Role of Nurses in Addressing Socioeconomic Disparities
Nurses occupy a pivotal position to mitigate the negative impact of socioeconomic disparities through various strategies. First, they can advocate for policies that promote health equity, including expanded access to primary care, affordable housing, and education (Nelson et al., 2012). Second, nurses can incorporate culturally competent care practices, ensuring effective communication and understanding of diverse patient backgrounds, which can improve engagement and compliance (Campinha-Bacote, 2011). Additionally, nurses can participate in community outreach programs, provide health education tailored to underserved populations, and advocate for reducing social barriers like transportation and language services.
Furthermore, integrating screening for social determinants of health into routine assessments can help identify patients at risk of disparities and guide targeted interventions. Training nursing staff in health equity principles enhances their ability to deliver equitable care and foster an inclusive care environment. Interdisciplinary collaboration is also critical to address the broader social factors influencing health and ensure comprehensive support for vulnerable populations.
Conclusion
In summary, socioeconomic disparities represent a significant negative trend threatening health care access and equity. Historically rooted in systemic inequalities, these disparities persist and adversely influence health outcomes and the efficiency of health systems. Nurses can play a vital role in addressing this challenge through advocacy, culturally competent care, community engagement, and policy involvement. Promoting health equity requires concerted efforts across all levels of healthcare and society to dismantle structural barriers and ensure equitable access for all populations.
References
- Bleich, S. N., Jarlenski, M. P., Bell, C. N., & LaVeist, T. A. (2012). Health disparities and health equity: The case for targeted health communication. American Journal of Public Health, 102(12), 2222-2228.

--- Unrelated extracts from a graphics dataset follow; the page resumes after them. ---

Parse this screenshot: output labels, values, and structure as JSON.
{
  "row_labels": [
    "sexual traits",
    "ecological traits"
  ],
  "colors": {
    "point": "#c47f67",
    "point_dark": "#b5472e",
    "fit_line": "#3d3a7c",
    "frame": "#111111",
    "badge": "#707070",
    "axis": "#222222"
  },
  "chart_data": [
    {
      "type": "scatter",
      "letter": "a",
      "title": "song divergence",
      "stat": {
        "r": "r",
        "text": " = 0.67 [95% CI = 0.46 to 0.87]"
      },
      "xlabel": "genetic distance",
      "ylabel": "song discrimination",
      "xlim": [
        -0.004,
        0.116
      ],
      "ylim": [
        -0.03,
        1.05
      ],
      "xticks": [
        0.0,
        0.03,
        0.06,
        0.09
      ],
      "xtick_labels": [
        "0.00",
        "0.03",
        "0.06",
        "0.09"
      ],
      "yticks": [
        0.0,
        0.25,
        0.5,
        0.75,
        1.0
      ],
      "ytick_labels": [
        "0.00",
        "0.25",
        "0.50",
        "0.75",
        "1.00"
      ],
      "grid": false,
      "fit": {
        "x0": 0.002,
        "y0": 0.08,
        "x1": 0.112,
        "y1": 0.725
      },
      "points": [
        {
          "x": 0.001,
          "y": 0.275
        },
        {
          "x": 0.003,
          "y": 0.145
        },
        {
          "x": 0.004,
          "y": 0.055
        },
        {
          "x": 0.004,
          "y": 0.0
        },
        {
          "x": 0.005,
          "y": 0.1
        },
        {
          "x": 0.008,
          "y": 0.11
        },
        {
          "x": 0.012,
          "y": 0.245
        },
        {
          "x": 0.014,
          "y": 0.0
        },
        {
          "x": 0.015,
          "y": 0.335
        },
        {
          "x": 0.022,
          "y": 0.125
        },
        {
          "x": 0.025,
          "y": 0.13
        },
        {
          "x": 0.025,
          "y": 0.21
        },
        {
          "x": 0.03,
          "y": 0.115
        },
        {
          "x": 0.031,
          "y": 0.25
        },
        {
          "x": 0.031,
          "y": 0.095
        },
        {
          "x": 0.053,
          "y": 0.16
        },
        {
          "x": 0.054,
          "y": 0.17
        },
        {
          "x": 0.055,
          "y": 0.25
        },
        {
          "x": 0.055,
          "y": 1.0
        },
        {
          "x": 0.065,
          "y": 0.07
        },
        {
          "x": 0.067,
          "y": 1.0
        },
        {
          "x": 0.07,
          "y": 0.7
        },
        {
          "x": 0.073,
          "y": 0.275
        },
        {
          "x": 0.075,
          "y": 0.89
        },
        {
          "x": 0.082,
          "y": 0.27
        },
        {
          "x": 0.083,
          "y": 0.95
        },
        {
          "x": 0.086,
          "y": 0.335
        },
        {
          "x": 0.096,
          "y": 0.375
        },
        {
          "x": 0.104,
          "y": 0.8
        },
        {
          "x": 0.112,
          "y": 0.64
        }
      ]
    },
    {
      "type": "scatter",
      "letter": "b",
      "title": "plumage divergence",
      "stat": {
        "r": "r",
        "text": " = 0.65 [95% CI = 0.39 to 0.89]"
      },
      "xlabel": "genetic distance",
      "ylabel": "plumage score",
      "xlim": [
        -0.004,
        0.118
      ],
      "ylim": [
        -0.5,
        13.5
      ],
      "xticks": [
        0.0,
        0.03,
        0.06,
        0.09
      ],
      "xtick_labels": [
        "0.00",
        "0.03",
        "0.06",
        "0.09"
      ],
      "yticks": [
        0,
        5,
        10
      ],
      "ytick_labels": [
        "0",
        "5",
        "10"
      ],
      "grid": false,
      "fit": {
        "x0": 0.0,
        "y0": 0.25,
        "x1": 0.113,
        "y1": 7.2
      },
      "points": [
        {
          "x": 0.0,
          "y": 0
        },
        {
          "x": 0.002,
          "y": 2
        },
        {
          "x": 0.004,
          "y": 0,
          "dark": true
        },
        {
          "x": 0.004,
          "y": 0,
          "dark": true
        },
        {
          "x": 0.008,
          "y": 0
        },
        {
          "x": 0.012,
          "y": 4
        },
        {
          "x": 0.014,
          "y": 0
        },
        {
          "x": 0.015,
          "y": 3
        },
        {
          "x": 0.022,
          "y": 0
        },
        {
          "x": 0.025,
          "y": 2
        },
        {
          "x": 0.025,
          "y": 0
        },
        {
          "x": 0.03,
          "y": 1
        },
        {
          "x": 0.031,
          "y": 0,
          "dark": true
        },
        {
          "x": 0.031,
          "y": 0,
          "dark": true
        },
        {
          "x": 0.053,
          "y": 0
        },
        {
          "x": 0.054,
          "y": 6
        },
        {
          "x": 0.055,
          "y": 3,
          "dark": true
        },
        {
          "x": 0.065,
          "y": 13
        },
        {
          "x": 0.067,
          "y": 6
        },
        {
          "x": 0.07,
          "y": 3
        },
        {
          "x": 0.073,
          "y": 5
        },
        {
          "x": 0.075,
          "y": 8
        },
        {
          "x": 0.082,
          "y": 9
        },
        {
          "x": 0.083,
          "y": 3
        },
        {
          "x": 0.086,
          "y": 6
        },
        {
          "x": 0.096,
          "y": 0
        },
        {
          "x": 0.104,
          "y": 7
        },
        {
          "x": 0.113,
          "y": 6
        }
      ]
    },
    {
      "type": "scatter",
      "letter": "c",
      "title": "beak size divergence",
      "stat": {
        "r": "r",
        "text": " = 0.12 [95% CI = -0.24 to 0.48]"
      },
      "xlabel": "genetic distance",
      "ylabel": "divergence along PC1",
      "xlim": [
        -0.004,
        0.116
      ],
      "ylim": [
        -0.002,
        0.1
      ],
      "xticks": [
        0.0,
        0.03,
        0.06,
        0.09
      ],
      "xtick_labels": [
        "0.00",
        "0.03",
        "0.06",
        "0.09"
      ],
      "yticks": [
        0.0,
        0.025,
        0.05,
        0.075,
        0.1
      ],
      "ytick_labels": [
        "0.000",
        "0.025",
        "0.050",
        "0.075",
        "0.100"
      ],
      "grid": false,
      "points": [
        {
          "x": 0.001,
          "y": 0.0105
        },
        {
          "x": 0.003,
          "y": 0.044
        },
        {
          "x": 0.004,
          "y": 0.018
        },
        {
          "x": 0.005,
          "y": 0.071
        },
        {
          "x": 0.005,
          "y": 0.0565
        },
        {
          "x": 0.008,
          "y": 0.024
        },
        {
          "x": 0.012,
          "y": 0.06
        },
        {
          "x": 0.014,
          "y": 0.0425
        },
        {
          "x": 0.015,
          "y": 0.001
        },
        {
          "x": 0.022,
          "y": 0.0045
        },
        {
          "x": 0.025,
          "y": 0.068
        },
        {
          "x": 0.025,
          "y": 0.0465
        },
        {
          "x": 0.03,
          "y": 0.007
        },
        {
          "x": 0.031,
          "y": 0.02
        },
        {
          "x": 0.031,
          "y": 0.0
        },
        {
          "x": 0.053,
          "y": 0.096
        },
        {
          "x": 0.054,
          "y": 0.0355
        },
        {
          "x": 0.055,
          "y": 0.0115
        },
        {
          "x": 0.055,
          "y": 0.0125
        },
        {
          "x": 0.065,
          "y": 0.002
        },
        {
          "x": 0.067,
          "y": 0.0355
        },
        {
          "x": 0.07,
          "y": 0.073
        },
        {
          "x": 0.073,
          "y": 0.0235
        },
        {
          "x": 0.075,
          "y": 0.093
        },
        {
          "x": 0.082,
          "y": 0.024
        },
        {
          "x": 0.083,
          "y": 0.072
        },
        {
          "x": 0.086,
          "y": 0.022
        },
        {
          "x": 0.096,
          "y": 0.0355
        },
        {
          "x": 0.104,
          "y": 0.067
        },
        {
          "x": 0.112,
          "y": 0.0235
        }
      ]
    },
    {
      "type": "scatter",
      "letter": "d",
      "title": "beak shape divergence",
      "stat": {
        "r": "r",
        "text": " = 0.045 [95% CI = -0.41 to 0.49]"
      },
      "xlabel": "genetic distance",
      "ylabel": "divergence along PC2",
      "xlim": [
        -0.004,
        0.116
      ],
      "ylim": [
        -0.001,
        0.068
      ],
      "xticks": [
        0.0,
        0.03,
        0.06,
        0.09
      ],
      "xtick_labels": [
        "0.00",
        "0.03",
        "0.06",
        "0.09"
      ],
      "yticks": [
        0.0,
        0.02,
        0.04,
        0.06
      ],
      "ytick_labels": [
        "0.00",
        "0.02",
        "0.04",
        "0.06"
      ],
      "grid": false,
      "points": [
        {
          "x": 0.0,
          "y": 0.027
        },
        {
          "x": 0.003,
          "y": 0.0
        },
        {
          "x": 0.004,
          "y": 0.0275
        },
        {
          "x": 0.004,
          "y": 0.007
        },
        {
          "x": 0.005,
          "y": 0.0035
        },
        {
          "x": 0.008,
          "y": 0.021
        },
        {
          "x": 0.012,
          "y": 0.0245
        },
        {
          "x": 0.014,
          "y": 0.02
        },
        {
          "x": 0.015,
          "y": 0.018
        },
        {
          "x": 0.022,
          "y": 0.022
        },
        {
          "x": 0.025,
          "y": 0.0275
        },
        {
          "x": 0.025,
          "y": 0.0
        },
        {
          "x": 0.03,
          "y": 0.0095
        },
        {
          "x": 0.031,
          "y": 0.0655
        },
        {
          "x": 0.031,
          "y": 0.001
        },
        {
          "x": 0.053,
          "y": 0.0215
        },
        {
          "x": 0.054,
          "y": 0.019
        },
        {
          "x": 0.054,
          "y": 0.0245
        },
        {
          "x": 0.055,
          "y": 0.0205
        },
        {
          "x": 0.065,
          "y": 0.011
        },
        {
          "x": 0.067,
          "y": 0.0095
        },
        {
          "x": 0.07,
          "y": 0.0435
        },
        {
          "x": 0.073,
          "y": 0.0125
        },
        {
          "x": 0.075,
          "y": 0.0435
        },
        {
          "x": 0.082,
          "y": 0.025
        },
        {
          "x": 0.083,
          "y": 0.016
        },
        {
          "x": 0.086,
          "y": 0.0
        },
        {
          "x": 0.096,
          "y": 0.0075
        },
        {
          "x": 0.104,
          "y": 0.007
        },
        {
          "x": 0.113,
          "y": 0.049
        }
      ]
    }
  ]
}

- Campinha-Bacote, J. (2011). Delivering patient-centered care in the midst of a cultural conflict: The role of cultural competence. Journal of Transcultural Nursing, 22(1), 61-70.
- Fiscella, K., & Sanders, M. R. (2016). Racial and Ethnic Disparities in the Quality of Health Care. Annual Review of Public Health, 37, 375–384.
- Graham, G. N. (2004). Health Disparities in the United States: Social Class, Race, Ethnicity, and Health. Journal of the National Medical Association, 96(9), 1254–1264.
- Nelson, P. T., Allen, K., & Moyer, V. (2012). Strategies for reducing health disparities: Involving patients, communities, and health professionals. American Journal of Preventive Medicine, 42(2), 183-189.
- Williams, D. R., & Jackson, P. B. (2005). Social sources of racial disparities in health. Health Affairs, 24(2), 325-334.
- Williams, D. R., Gonzalez, H. M., Neighbors, H., Nesse, R., Abel, E., & Jackson, J. S. (2010). Prevalence and distribution of major depressive disorder in African Americans, Caribbean Blacks, and Non-Hispanic Whites: results from the National Survey of American Life. Archives of General Psychiatry, 67(4), 405–415.